Konstantin Asmolov, December 30, 2025

The analysis of Seoul’s actions leads to the conclusion that expectations for the improvement in Russia-South Korea relations under President Lee Jae-myung have not materialised. The reason for such a situation is not the external factors related to the US policy, but rather the deliberate course of the new South Korean leadership.

South Korea Russia

In his previous articles, the author expressed cautious pessimism regarding the prospects for relations between Moscow and Seoul. This often drew comments suggesting that the Democrat Lee Jae-myung, as a potential ally of Russia, was supposedly constrained in his actions by pressure from the United States. However, despite the presence of a significant number of pro-Russia figures among Democrats, including scholars, diplomats, and civil servants, such individuals, as it comes across, are beyond the president’s inner circle. There are several illustrative cases to exemplify the assumption.

Glorifying Nazism? South Korea is In!

The UN General Assembly resolution condemning the glorification of Nazism was supported by 114 countries, with 11 abstaining and 52 states having voted against, including Ukraine, Moldova, and the Baltic states. South Korea also voted against the resolution—a symptomatic move for a nation that, were it not for the Soviet Army, might have lost its national identity.

South Korea does not vote for Russian-sponsored resolutions of this type. However, while under previous Democratic presidents, Seoul abstained, and under the “globalist” Yoon Suk Yeol, a vote against was meant to demonstrate South Korea’s affiliation with the collective West, explaining such “pragmatic diplomacy” by the Lee Jae-myung government is an interesting question. Nothing prevented Singapore and other countries, even more allied with the West, from supporting the resolution.

Russia’s Competitor in the Arms Market

South Korea’s policy in arms trade, including with European allies of Ukraine, continues to develop. Poland is a key importer, meaning South Korean tanks are approaching the border with the Kaliningrad region.

if Seoul continues to demonstrate its unwavering orientation towards the United States and unwillingness to change its political course, this may prompt Moscow to reconsider its stances

As noted by Alexandra Zueva, an expert at the Institute of World Military Economics and Strategy at the Higher School of Economics, South Korea seeks to present its military-technical cooperation with the West as purely business relations, posing no threat to Russia. However, the reality is different. By 2030, the Republic of Korea plans to become the world’s fourth-largest player in the arms market. To achieve this goal, South Korea intends to overtake Russia and strengthen its positions in both Asian and European markets.
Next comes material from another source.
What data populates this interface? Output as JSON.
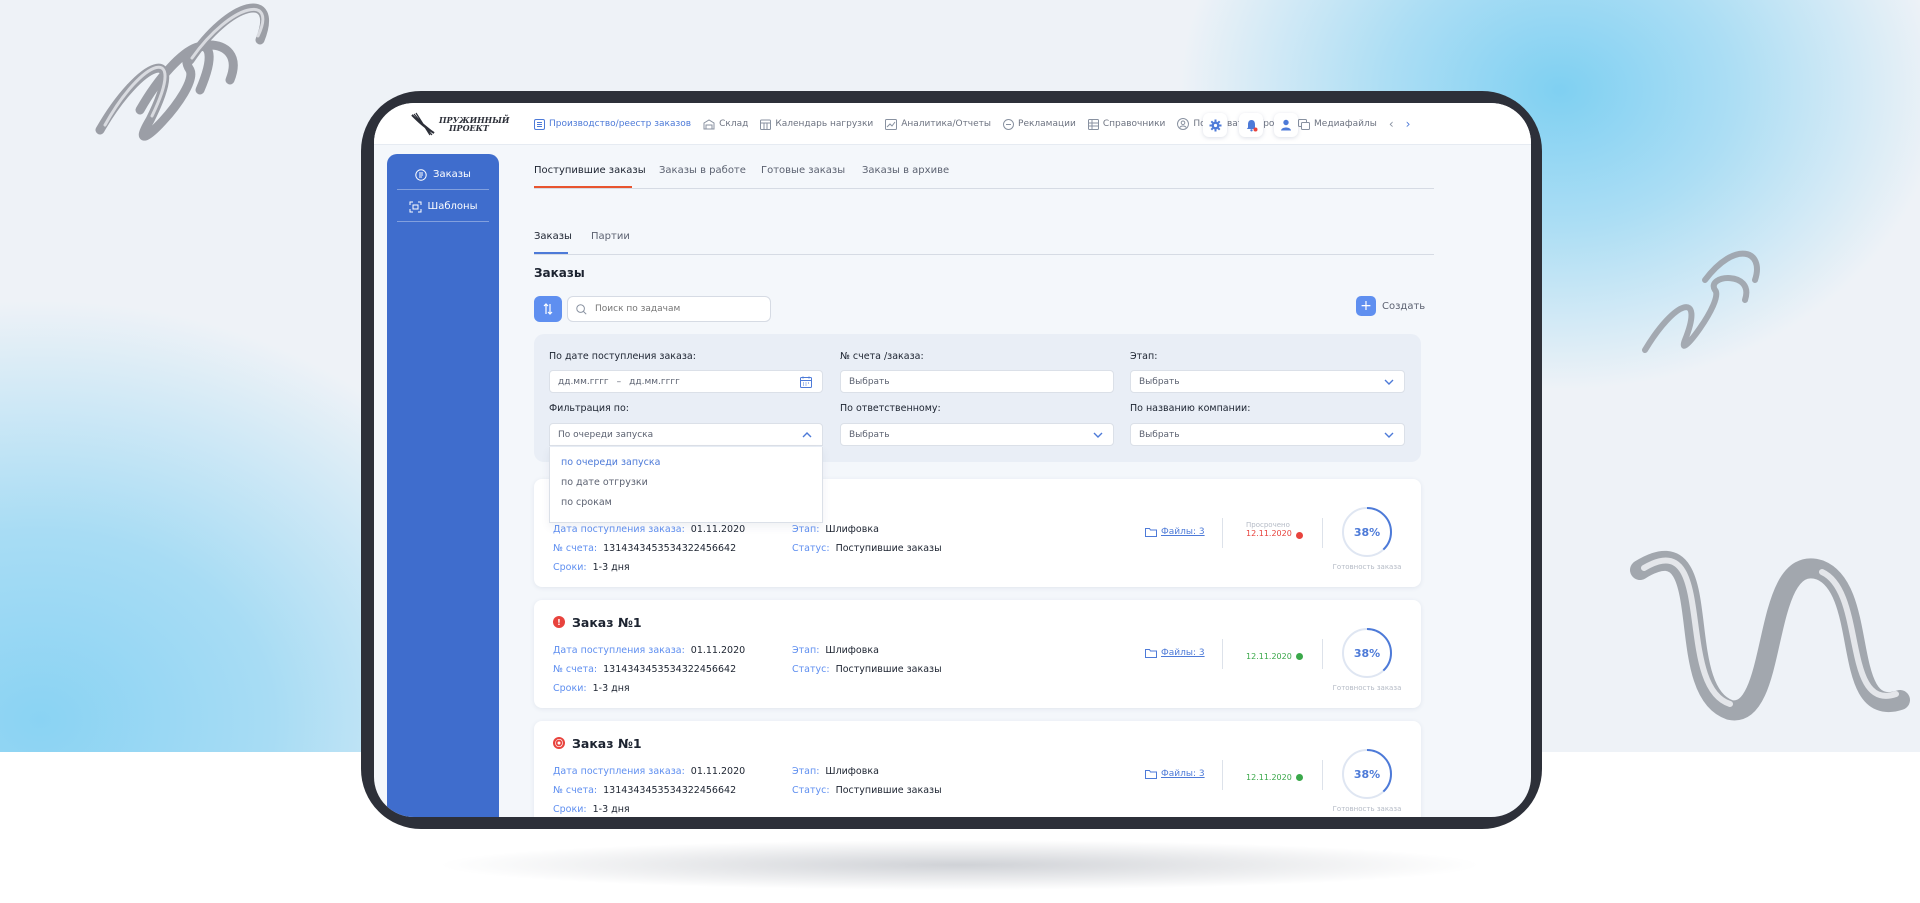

Moreover, as part of this strategy, South Korea plans to create a production hub in Eastern Europe, making use of local factories to manufacture its weapons, as its own capacities are already booked with orders three years in advance.

This presents a dilemma: if Lee Jae-myung adheres to a pragmatic approach, what would be more beneficial for Seoul? Cooperation with Russia under a hypothetical return to the pre-Special Military Operation situation, as hoped for by Russia’s supporters? Or expanding exports of South Korean weaponry to new markets where conflict serves as a “bogeyman,” stimulating demand for items like the K-2 tank?

Anti-Russian Propaganda in State Media

On December 5, South Korean media, citing materials in Ukrainian newspapers, published a story about Kateryna Rashevska, a legal expert at the Ukrainian Regional Center for Human Rights. Speaking at a US Congressional subcommittee, she claimed that, according to her information, at least two Ukrainian children had been abducted by Russian forces in Ukraine and forcibly sent to a camp in North Korea. It was reported that at this camp, children were taught to fight “Japanese militarists” and were introduced to Korean veterans involved in the 1968 attack on the American ship USS Pueblo, which resulted in nine US servicemen killed and wounded.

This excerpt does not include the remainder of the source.